Joe Konrath has a long article in A Newbie’s Guide to Publishing, with the above title.  He marvels that authors are defending the agency model even though it is hurting their pocketbooks:

I won’t point fingers, but a Google or Twitter search will show how many authors seem to think Amazon is bad, the agency model is good, and the poor Big 6 are getting the shaft.

Uh, no. That’s just plain wrong.

I’m going to explain why the agency model in this particular case is indeed bad for authors. But first go read April L. Hamilton’s terrific breakdown of arguments and statements erroneously defending the Big 6.

Before I begin, let’s make sure we’re all on the same page about what the agency model is. Here’s a detailed explanation, but in a nutshell it is this: in a wholesale model, the one supplying the goods sells to a retailer at a predetermined price, then the retailer sells to consumers at whatever price they see fit.

In the agency model, the one supplying the goods gets to set the price for consumers, and then gives the retailer a set percentage (in this case 30%.)

It should be obvious that the one who sets the price has a great deal of power over the market.

The agency model by itself is not illegal. Retailers can choose to adopt any pricing structure with their suppliers as they see fit. And as I said before, I care less about the legality of this particular business relationship, and more about if it was good for authors.

And it wasn’t, for this very big reason:

Under the Agency Model Authors Make Less Money

I’ve gone into this in detail before, but let me distill it.

Under the prior model, Amazon bought ebooks at a percentage of the recommended retail price. Then they priced them how they saw fit.

The recommended retail price for ebooks was often about half of the hardcover price. So a $25 recommended retail price meant Amazon paid $12.50 for the ebook.

According to most contracts, the author made 25% of the net price the publisher received. So at the above numbers, an author would make $3.12 NO MATTER WHAT PRICE AMAZON SOLD THE EBOOK FOR.

In other words, if Amazon wanted to sell the ebook for $9.99, the author still makes $3.12.

Sell it for $5.99? Author makes $3.12.

Sell it for 99 cents? Author makes $3.12.

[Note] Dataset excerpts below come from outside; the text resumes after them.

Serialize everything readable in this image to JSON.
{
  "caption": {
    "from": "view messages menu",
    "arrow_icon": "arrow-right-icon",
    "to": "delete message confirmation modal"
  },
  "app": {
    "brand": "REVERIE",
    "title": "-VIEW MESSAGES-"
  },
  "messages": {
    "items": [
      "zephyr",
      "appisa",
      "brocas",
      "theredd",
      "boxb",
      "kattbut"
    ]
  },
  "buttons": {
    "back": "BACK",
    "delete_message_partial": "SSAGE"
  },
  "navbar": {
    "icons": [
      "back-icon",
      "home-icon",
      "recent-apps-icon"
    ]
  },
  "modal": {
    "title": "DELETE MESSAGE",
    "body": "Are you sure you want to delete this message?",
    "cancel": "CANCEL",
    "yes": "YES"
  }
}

So what happens when the agency model comes into play?

First of all, Amazon no longer controls the price. We all know that this is BAD, because Amazon became the giant billion dollar company it is today by ruthlessly gouging customers, forcing them to pay high mark-ups at unreasonable prices.

Oh, wait a sec… Amazon doesn’t do that. In fact, Amazon works its butt off trying to keep prices low. That’s why so many people shop there.

Now, I’ve got reams of data that show lower priced ebooks outsell higher priced ebooks. My higher-priced legacy novels are underselling my lower-priced self-pub novels by 1 to 5 or worse.

In other words:

With the wholesale model, authors made more money per unit and sold more units.

If you are an author defending the Big 6 and the agency model, repeat that in your head until it sinks in.

With the wholesale model, authors made more money per unit and sold more units.

Funny thing is, publishers also made more money under the wholesale model. But instead the Big 6 decided they wanted an agency model.

Authors still get 25% of net. But net has gotten lower in almost all cases.

With the wholesale model, net was $12.50. With the agency model, net is 17.5% of the list price set by the publisher.

So the publisher sells it for $12.99, the author makes $2.27.

Sell it for $9.99? Author makes $1.74.

Sell it for $5.99? Author makes $1.04.

Sell it for 99 cents? Author makes 17 cents.

The Big 6 don’t like low priced ebooks. It hurts their paper sales, and paper is the model they hold distribution power over. So once the agency model became adopted, the Big 6 kept ebook prices high.

In other words:

With the agency model, authors made less money per unit, and sold fewer units.

There’s lots more in the article and I suggest you read the whole thing. I must admit that I love the last line of the post:

You shouldn’t worry about being eaten by a lion tomorrow when there is currently a pit viper biting you in the ass. And if you’re defending the pit viper, you’re an idiot.


  1. Word.
    I think the big six weren’t just worried about control and keeping the paper book industry afloat, they were concerned about Amazon’s predatory pricing driving out competition and leaving them with no bargaining power at all. Next thing you know, Amazon will be telling them they’ll accept $7 for each book sold instead of $12.50, and if they don’t like it they can see how many books JoeSchmoe’s on-line warehouse sells for them.

    Doesn’t mean the agency model isn’t poop, just that there is another issue looming on the horizon.

  2. I have to say that the author is taking a decidedly short term perspective on the issue. Yes, the agency model might mean less money in the Author’s hands now, but are we sure Amazon is going to keep giving fairly generous terms to indie authors and pay publishers list price if they manage to drive B&N, Kobo and Apple out of the book business?